Da IstoÉ
Na última semana, veio à tona a informação de que o juiz
Sérgio Moro enviou ao Tribunal Superior Eleitoral (TSE), em outubro, documentos
relacionados à Operação Lava Jato a fim de subsidiar o processo na corte que
investiga se dinheiro da corrupção na Petrobras abasteceu o caixa eleitoral da
presidente Dilma Rousseff. É crime, se comprovada tal suspeita. E motivo
suficiente para a cassação da chapa Dilma-Temer. Num ofício de três páginas,
Moro destacou que, em uma de suas sentenças, ficou comprovado o repasse de
propinas por meio de doações eleitorais registradas, o chamado caixa oficial. E
apontou o caminho que o TSE deve trilhar para atestar o esquema, qual seja:
ouvir os principais delatores. O que dá força e materialidade às assertivas de
Moro são dez ações penais, anexas ao ofício enviado ao TSE, às quais ISTOÉ teve
acesso. O calhamaço, com 1.971 páginas, reúne depoimentos, notas fiscais,
recibos eleitorais e transferências bancárias. A documentação reforça que as
propinas do Petrolão irrigaram a campanha de Dilma e que o dinheiro foi lavado
na bacia das doações eleitorais oficiais. De acordo com as provas encaminhadas
por Moro, a prática, adotada desde 2008, serviu para abastecer as campanhas de
Dilma em 2010 e 2014.
Sobre a campanha de 2014, constam dos documentos em poder
dos ministros do TSE uma troca de mensagens em que Ricardo Pessoa, da UTC,
discute com Walmir Pinheiro, diretor financeiro da empreiteira, detalhes sobre
a transferência de R$ 7,5 milhões à campanha de Dilma. As mensagens indicam que
as doações da UTC para a candidata à reeleição estavam diretamente associadas
ao recebimento de valores desviados da Petrobras, estatal que é tratada por
Pinheiro na conversa como “PB”. “RP (Ricardo Pessoa), posso resgatar o que
fizemos de doações esta semana?? Ta pesado e não entrou um valor da PB que
estava previsto para hj, +/- 5 mm”, questiona o executivo, que foi preso em
novembro de 2014 durante a Operação Juízo Final. O dono da UTC concorda: “Ok.

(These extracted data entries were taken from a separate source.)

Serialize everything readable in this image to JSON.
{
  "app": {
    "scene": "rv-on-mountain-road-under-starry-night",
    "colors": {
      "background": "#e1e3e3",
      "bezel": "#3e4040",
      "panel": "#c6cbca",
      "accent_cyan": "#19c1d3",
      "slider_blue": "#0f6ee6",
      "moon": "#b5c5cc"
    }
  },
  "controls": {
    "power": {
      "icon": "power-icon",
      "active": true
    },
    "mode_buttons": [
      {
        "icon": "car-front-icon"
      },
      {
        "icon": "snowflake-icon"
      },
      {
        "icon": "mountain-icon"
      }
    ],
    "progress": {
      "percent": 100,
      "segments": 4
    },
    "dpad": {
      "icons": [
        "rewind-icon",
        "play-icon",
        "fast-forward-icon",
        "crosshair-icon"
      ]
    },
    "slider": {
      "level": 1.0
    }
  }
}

Pode”. Na papelada em exame pelo TSE, além das mensagens, há um registro à
caneta confirmando os dois repasses de R$ 2,5 milhões à campanha de Dilma em
2014. Em depoimento à Justiça Federal, prestado no ano passado, Pessoa disse
que foi persuadido a doar para a campanha à reeleição da presidente, sob pena
de ver cancelados contratos milionários da UTC com a Petrobras. Segundo o
empreiteiro, diante das pressões, as doações oficiais – via caixa um – para a
campanha de Dilma foram acertados em R$ 10 milhões, mas apenas R$ 7,5 milhões foram
pagos. A parte restante não foi depositada porque o empresário acabou preso
pela Operação Lava Jato em novembro de 2014. Em setembro do ano passado, Pessoa
esteve na Justiça Eleitoral para prestar depoimento, mas permaneceu em silêncio
em razão das restrições impostas pelo acordo de colaboração firmado com o
procurador-geral da República, Rodrigo Janot, mas em petição o PSDB, por meio
de seus advogados, insiste para que este material, envolvendo o dono da UTC,
seja considerado pelo TSE.
Houve condenação em três das dez ações penais encaminhadas
por Moro à Justiça Eleitoral. Especialistas ouvidos por ISTOÉ fazem o seguinte
raciocínio: as mesmas provas que serviram para condenar quem pagou propina, e
quem intermediou o pagamento, também devem servir para condenar quem se
favoreceu do propinoduto. Um dos processos encaminhados por Moro implica
severamente a primeira campanha de Dilma e ilustra o funcionamento do esquema.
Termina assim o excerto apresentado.